The watchdog organization cited a 2022 report by The International Bar Association and The Committee for Human Rights in North Korea, documenting how Christians are often tortured for long periods. Open Doors also noted that owning a Bible in North Korea is considered a “serious crime.”

“When it comes to working in places like North Korea and in persecuted areas of the world and areas of the world that still don’t have access to God’s word, it’s really how World Help started,” Yeatts told CP. “That is where our foundation was.”

The humanitarian worker explained that World Help’s mission is “Help for today; Hope for tomorrow,” referring to the transformation the group strives to bring into people’s lives: “And what we mean by that is we believe that without things like food and clean water and medicines that our body needs, well, then faith can mean very little.”

“But without faith that feeds our souls, everything else is a short-term fix. So when you focus on both body and soul, we believe that’s when true transformation happens in people’s lives,” Yeatts continued, noting that World Help witnesses this in its work worldwide.

In addition to delivering Bibles to North Koreans, World Help uses the same networks that help bring God’s Word to the country to provide much-needed food to its starving population. According to Yeatts, North Korea faces a food shortage following the COVID-19 pandemic.

Due to COVID-19, the entire country shut down during harvest season, and the closed borders limited the resources coming from other countries. Despite the hardships, especially for people of faith, Yeatts shared a statement from one of World Help’s partners in North Korea, who asserted that North Koreans are still “desperate for God’s Word.”

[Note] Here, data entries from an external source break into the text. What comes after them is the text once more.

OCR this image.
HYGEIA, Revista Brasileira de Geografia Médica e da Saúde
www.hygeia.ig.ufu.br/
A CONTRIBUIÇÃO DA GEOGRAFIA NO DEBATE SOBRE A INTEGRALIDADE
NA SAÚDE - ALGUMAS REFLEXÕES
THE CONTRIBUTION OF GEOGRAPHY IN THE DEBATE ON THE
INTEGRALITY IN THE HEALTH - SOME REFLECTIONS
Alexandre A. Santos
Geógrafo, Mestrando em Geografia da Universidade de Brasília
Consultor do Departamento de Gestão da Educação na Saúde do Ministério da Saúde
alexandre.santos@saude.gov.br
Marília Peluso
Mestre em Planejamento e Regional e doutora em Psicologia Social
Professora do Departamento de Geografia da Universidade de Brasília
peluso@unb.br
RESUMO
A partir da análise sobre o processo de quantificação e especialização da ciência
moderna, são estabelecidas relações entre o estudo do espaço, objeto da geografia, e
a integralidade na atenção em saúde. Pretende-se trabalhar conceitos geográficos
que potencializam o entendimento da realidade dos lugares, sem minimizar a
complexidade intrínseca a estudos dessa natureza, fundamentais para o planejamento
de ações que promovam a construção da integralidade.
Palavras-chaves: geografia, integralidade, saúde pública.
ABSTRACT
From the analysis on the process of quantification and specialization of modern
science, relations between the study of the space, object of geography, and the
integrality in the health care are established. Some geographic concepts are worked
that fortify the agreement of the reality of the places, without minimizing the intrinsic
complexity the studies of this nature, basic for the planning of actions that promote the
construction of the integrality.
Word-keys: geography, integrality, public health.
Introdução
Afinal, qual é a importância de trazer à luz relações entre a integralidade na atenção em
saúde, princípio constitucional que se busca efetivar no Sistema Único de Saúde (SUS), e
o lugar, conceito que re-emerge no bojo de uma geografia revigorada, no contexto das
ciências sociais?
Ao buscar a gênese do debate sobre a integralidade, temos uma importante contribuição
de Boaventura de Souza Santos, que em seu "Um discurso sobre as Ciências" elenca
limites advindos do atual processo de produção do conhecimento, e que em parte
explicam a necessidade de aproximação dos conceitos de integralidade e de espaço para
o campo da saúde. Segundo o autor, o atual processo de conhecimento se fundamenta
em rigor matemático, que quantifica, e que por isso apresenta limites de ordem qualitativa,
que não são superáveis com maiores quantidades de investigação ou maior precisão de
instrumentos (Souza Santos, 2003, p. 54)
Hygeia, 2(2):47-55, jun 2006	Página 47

“‘And they will risk death for a Bible,’” the World Help partner declared. “‘Even in the middle of this food shortage and famine, if you put a copy of God’s Word and a bag of rice in front of one of these North Korean believers, they will choose the Bible.’”

However, as the partner noted, World Help is in a position to give people both food and God’s Word. Yeatts added World Help has the opportunity to not only help North Koreans access the Bible but can also “sustain” people and even “save their lives, in some ways.”

Regarding how World Help operates, Yeatts explained that the organization does not set up offices worldwide. Instead, World Help works with national partners who are on the ground and understand the culture of the country they’re trying to help and the best way to assist.

Regarding how World Help recruits its partners, Yeatts assured the organization has a robust “vetting process” but declined to offer further details due to confidentiality concerns.

While Yeatts maintained that providing the exact number of Bibles the group has delivered to North Korea is challenging, the World Help president believes that at least hundreds of thousands have been supplied to persecuted Christians since the organization began its work there.

She added that funding for World Help’s work primarily comes from individual donors and churches, in addition to grants. On its website, the organization invites people to donate to supply a Bible and one week’s worth of food for a persecuted North Korean Christian.

The World Help president, who recently returned from a trip to South Korea where she met with North Korean defectors and faith leaders, said one of the people she spoke with recalled hearing the word “human rights” for the first time after their defection.

“There are no words for human rights in North Korea,” Yeatts said. “They had never heard about that.”

Another person Yeatts interviewed told her that every home in North Korea must have a picture of the country’s dictator on the wall. A photo of Kim in her family’s home accidentally fell from the wall one day, and, as a result, someone informed authorities, and the woman’s father was arrested and sent to a prison camp.

“So that’s just what it’s like to live as a normal person,” the World Help president lamented. “If you are a believer, it’s even more dangerous than you can imagine.”